Stockport Air Raid Shelter

Chestergate Hotel

Almost as soon as WWII began, the people of Manchester expected air raids to start immediately. However, they did not come. In August 1940, the Stockport Express newspaper was reporting that when residents heard the sirens, they took them as a joke...that was until the blitz hit London a month later and then people began taking the sirens more seriously. 

Then in December 1940, 3 days before Christmas, about 300 German aircraft raided Manchester for the first time, dropping highly explosive bombs and incendiary devices. The sirens sounded and it's citizens scrambled for cover. 


In Stockport alone, 10 high explosive bombs were dropped on Heaton Norris, Heaviley and Heaton Mersey. Thousands of incendiary bombs were dropped on Stockport but most were extinguished almost immediately. 

Luckily for many of the citizens of Stockport and Manchester, an air raid shelter was built to accommodate about 4000 people. It was later extended to house a further 2500 people. It had beds, a medical clinic, kitchens and toilets but not showers. 

The air raid shelters at Stockport became so well known by the citizens of Manchester that many would travel on the trams to them during the war.

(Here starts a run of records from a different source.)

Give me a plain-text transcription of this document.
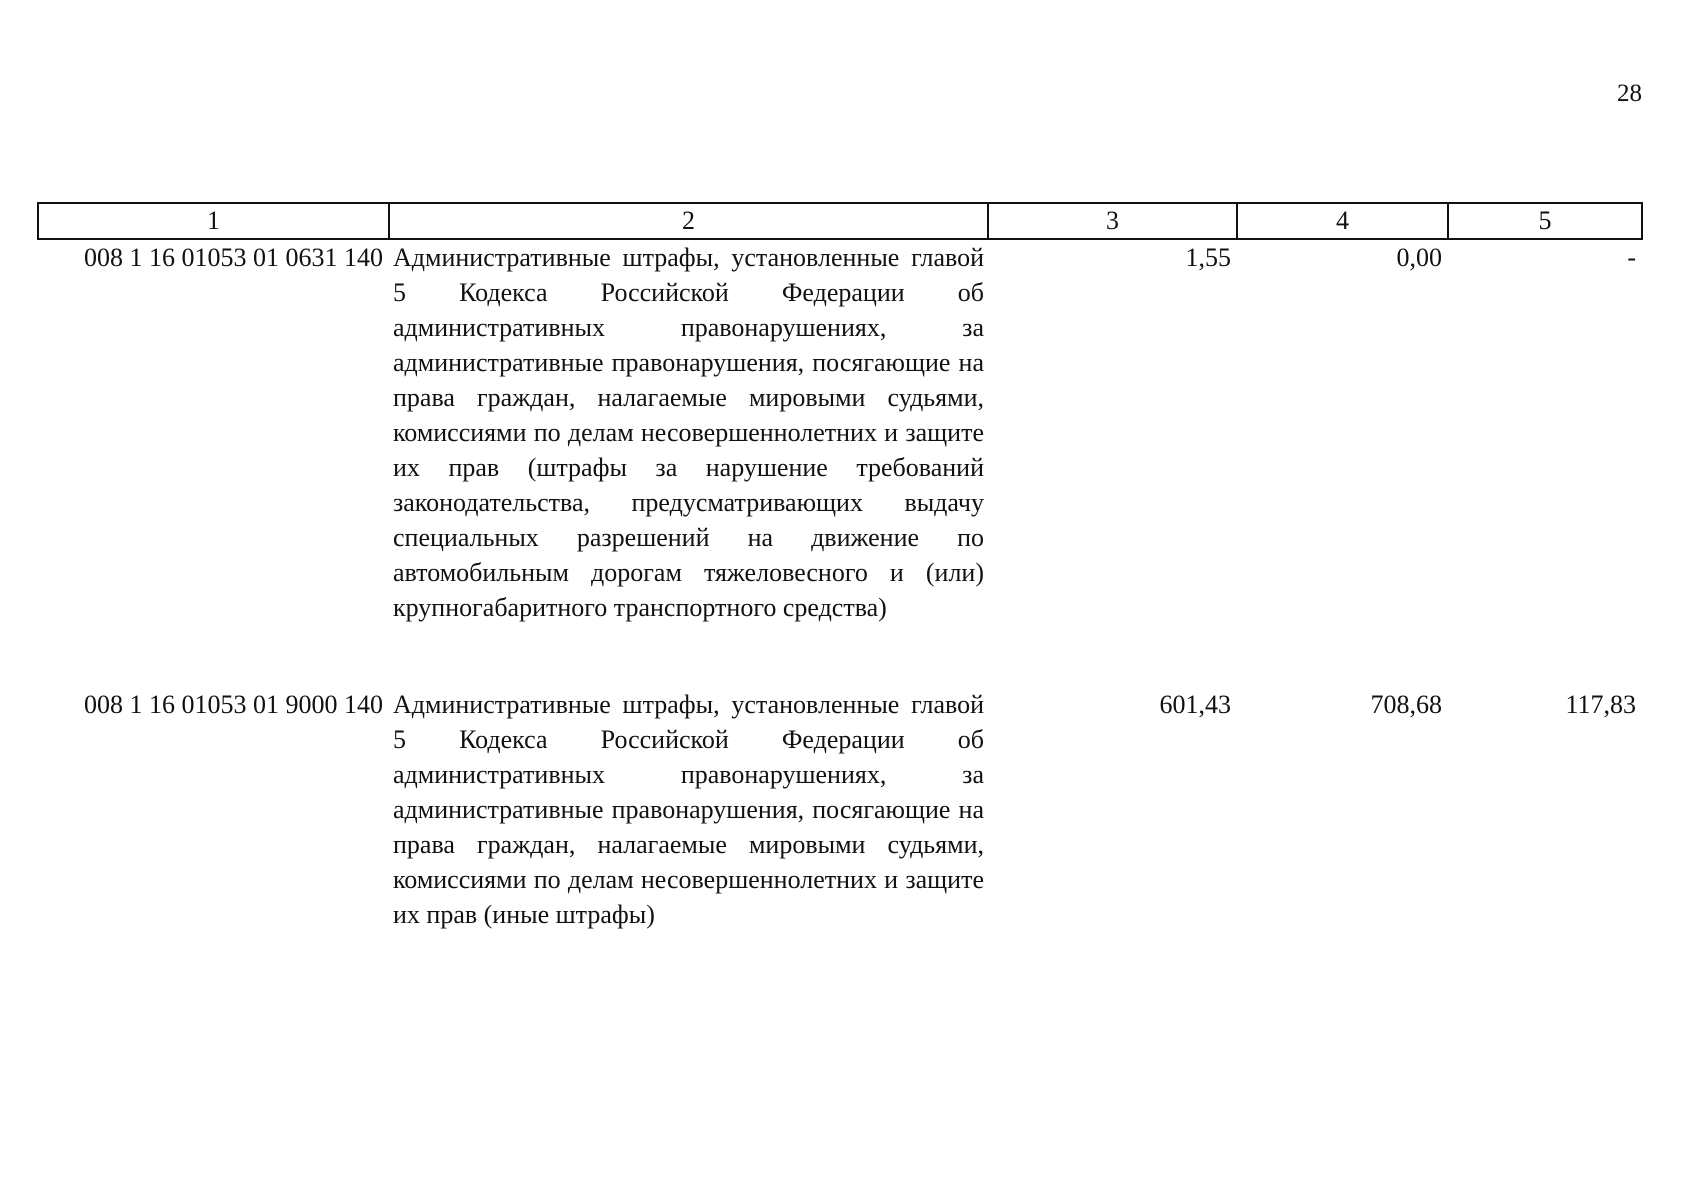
28
1	2	3	4	5
008 1 16 01053 01 0631 140	Административные штрафы, установленные главой 5 Кодекса Российской Федерации об административных правонарушениях, за административные правонарушения, посягающие на права граждан, налагаемые мировыми судьями, комиссиями по делам несовершеннолетних и защите их прав (штрафы за нарушение требований законодательства, предусматривающих выдачу специальных разрешений на движение по автомобильным дорогам тяжеловесного и (или) крупногабаритного транспортного средства)	1,55	0,00	-

008 1 16 01053 01 9000 140	Административные штрафы, установленные главой 5 Кодекса Российской Федерации об административных правонарушениях, за административные правонарушения, посягающие на права граждан, налагаемые мировыми судьями, комиссиями по делам несовершеннолетних и защите их прав (иные штрафы)	601,43	708,68	117,83
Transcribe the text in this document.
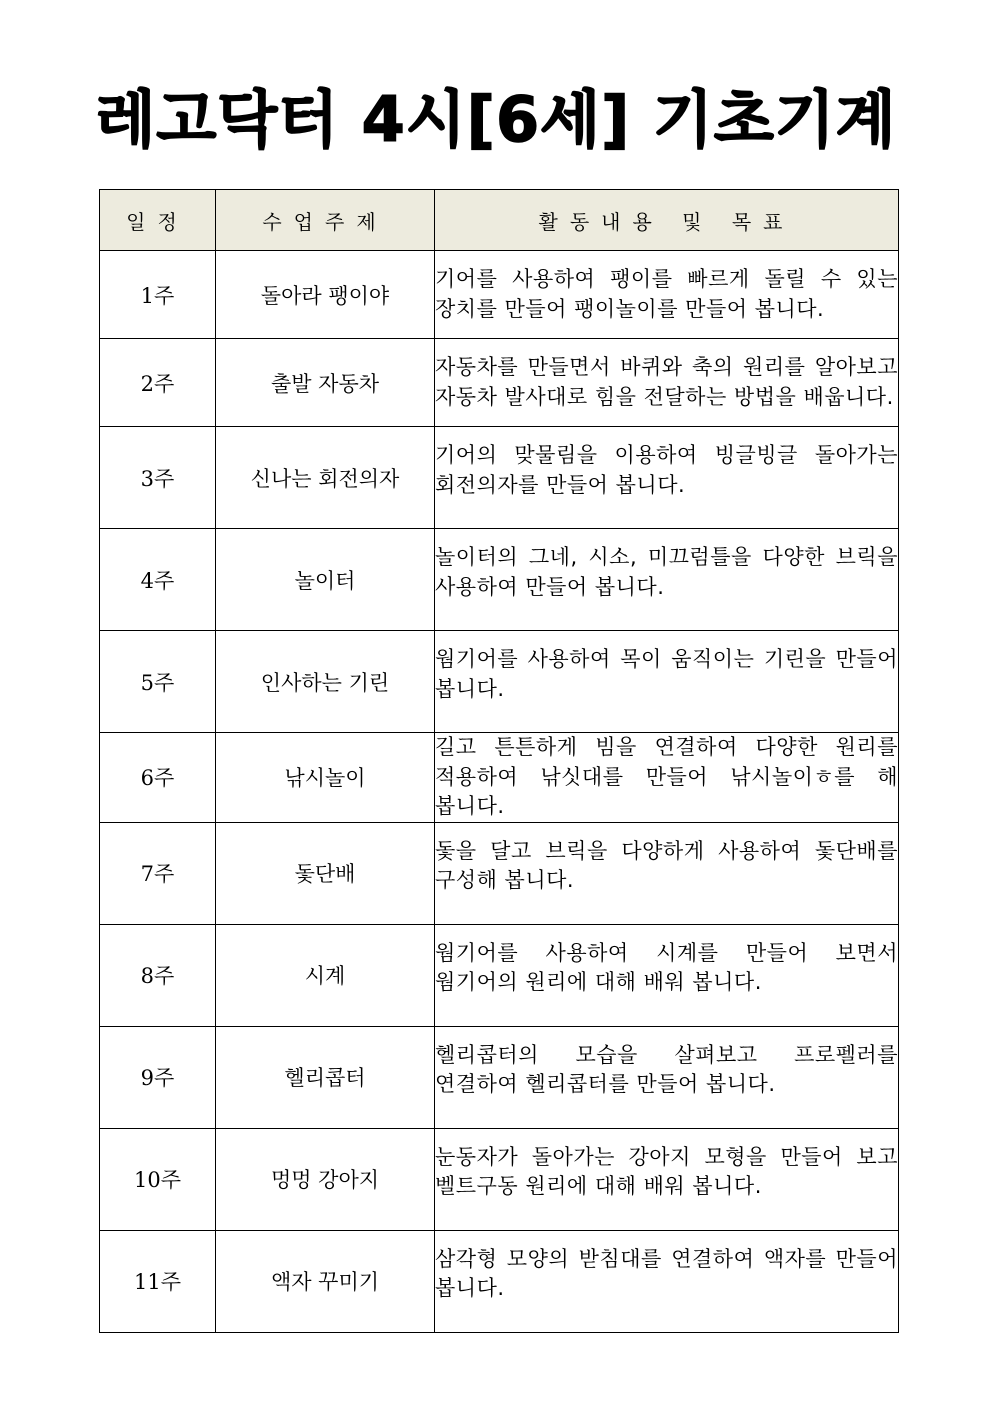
레고닥터 4시[6세] 기초기계
일정	수업주제	활동내용 및 목표
1주	돌아라 팽이야	기어를 사용하여 팽이를 빠르게 돌릴 수 있는 장치를 만들어 팽이놀이를 만들어 봅니다.
2주	출발 자동차	자동차를 만들면서 바퀴와 축의 원리를 알아보고 자동차 발사대로 힘을 전달하는 방법을 배웁니다.
3주	신나는 회전의자	기어의 맞물림을 이용하여 빙글빙글 돌아가는 회전의자를 만들어 봅니다.
4주	놀이터	놀이터의 그네, 시소, 미끄럼틀을 다양한 브릭을 사용하여 만들어 봅니다.
5주	인사하는 기린	웜기어를 사용하여 목이 움직이는 기린을 만들어 봅니다.
6주	낚시놀이	길고 튼튼하게 빔을 연결하여 다양한 원리를 적용하여 낚싯대를 만들어 낚시놀이ㅎ를 해 봅니다.
7주	돛단배	돛을 달고 브릭을 다양하게 사용하여 돛단배를 구성해 봅니다.
8주	시계	웜기어를 사용하여 시계를 만들어 보면서 웜기어의 원리에 대해 배워 봅니다.
9주	헬리콥터	헬리콥터의 모습을 살펴보고 프로펠러를 연결하여 헬리콥터를 만들어 봅니다.
10주	멍멍 강아지	눈동자가 돌아가는 강아지 모형을 만들어 보고 벨트구동 원리에 대해 배워 봅니다.
11주	액자 꾸미기	삼각형 모양의 받침대를 연결하여 액자를 만들어 봅니다.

While it wasn't a place for long term stays, many did. Often people would sing songs, provide entertainment and the wives of soldiers would make endless cups of hot tea and provide food, clothing and medical assistance to those in need. There was quite a bit of camaraderie built up at the shelter and it became known as the Chestergate Hotel. 

Weapons, aircraft, medical supplies and military uniforms were required in large volumes. Stockport, being an established centre of industrial production was well equipped to produce all these items and so the factories had to change their policies about married women working in them. It is in fact the women of the soldiers who kept the wheels of war ticking over, providing the labour at the factories to fulfill all these government orders.